Ce qui me motive: je vois que l’Etat du Niger ne peut pas engager tous les jeunes qui terminent leurs études. Avec nos ateliers, c’est un support que l’on apporte à l’Etat pour former d’autres jeunes. Après un an ou deux ans, ils peuvent être chefs d’atelier et former d’autres jeunes.

Plus de dix jeunes qui sont passés par chez moi ont un emploi, certains sont chefs d’atelier, d’autres ont été engagés par des entreprises. Certains travaillent aussi sur la construction du barrage de Kandaji.

Une bonne formation nécessite de la patience de la part du jeune. Une fois la formation acquise, il faut persévérer et continuer de travailler et d’apprendre pour rester dans le circuit.

Je voudrais donner un conseil aux jeunes: n’attendez pas que tout vienne facilement. Il faut chercher à être utile pour soi et pour le pays.
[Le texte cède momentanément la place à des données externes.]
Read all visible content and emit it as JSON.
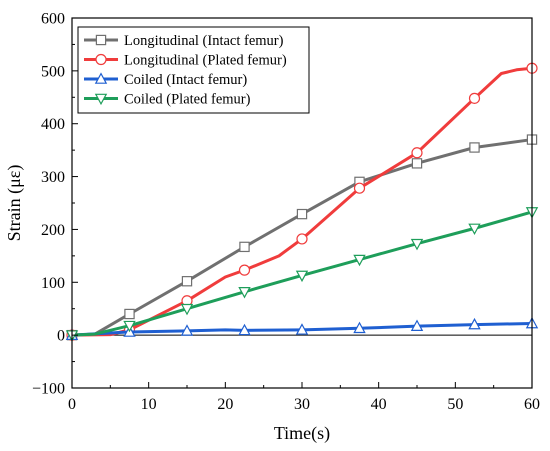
{
  "chart_data": {
    "type": "line",
    "title": "",
    "xlabel": "Time(s)",
    "ylabel": "Strain (με)",
    "xlim": [
      0,
      60
    ],
    "ylim": [
      -100,
      600
    ],
    "xticks": [
      0,
      10,
      20,
      30,
      40,
      50,
      60
    ],
    "yticks": [
      -100,
      0,
      100,
      200,
      300,
      400,
      500,
      600
    ],
    "grid": false,
    "legend_position": "top-left",
    "series": [
      {
        "name": "Longitudinal (Intact femur)",
        "color": "#707070",
        "marker": "square",
        "x": [
          0,
          3,
          7.5,
          15,
          22.5,
          30,
          37.5,
          45,
          52.5,
          60
        ],
        "y": [
          0,
          2,
          40,
          102,
          167,
          229,
          290,
          325,
          355,
          370
        ],
        "marker_x": [
          0,
          7.5,
          15,
          22.5,
          30,
          37.5,
          45,
          52.5,
          60
        ],
        "marker_y": [
          0,
          40,
          102,
          167,
          229,
          290,
          325,
          355,
          370
        ]
      },
      {
        "name": "Longitudinal (Plated femur)",
        "color": "#f03c3c",
        "marker": "circle",
        "x": [
          0,
          5,
          7.5,
          15,
          20,
          22.5,
          27,
          30,
          37.5,
          45,
          52.5,
          56,
          58,
          60
        ],
        "y": [
          0,
          1,
          10,
          65,
          110,
          123,
          150,
          182,
          278,
          345,
          448,
          495,
          502,
          505
        ],
        "marker_x": [
          0,
          7.5,
          15,
          22.5,
          30,
          37.5,
          45,
          52.5,
          60
        ],
        "marker_y": [
          0,
          10,
          65,
          123,
          182,
          278,
          345,
          448,
          505
        ]
      },
      {
        "name": "Coiled (Intact femur)",
        "color": "#1f5fd1",
        "marker": "triangle-up",
        "x": [
          0,
          7.5,
          15,
          20,
          22.5,
          30,
          37.5,
          45,
          52.5,
          60
        ],
        "y": [
          0,
          6,
          8,
          10,
          9,
          10,
          13,
          17,
          20,
          22
        ],
        "marker_x": [
          0,
          7.5,
          15,
          22.5,
          30,
          37.5,
          45,
          52.5,
          60
        ],
        "marker_y": [
          0,
          6,
          8,
          9,
          10,
          13,
          17,
          20,
          22
        ]
      },
      {
        "name": "Coiled (Plated femur)",
        "color": "#1e9e5a",
        "marker": "triangle-down",
        "x": [
          0,
          3,
          7.5,
          15,
          22.5,
          30,
          37.5,
          45,
          52.5,
          60
        ],
        "y": [
          0,
          2,
          18,
          50,
          82,
          113,
          143,
          173,
          202,
          233
        ],
        "marker_x": [
          0,
          7.5,
          15,
          22.5,
          30,
          37.5,
          45,
          52.5,
          60
        ],
        "marker_y": [
          0,
          18,
          50,
          82,
          113,
          143,
          173,
          202,
          233
        ]
      }
    ]
  }
}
L’Etat ne peut pas embaucher tous ses enfants. Il faut s’insérer dans des ateliers pour apprendre.

Mes projets? Aider plus de jeunes à apprendre un métier et disposer d’une petite salle pour former les jeunes en continu.

Apports du projet ProEMPLOI dans la région de Tillabéri (au 30 septembre 2022)

ProEMPLOI a formé à Tillabéri plus de 554 jeunes dans les filières de la construction métallique, de la menuiserie bois, de la mécanique rurale, de la restauration, de l’électricité bâtiment, de la transformation agricole et de la couture. Parmi ces jeunes, il y a 315 femmes (57%). ProEMPLOI a également formé des formateurs et chefs d’établissement. Du matériel a été déployé pour les formations des jeunes. Le projet intervient dans 8 départements (Balléyara, Kollo, Gothèye, Ouallam, Say, Téra, Tillabéri et Torodi) et 16 communes et est co-financé par l’Allemagne et l’Union européenne.

Les changements apportés sont multiples:

  • Les jeunes sont formés dans les structures de Tillabéri commune.
  • Du matériel a été mis à disposition des différents centres de formation.
  • Les capacités des formateurs ont été renforcées.
  • Des formateurs en coaching ont été formés à l’accompagnement des jeunes qui sortent du cadre de leur formation, dans leur installation et leur insertion professionnelle.

*Le projet ProEMPLOI fait partie de l’ensemble des 1200 projets labélisés Alliance Sahel.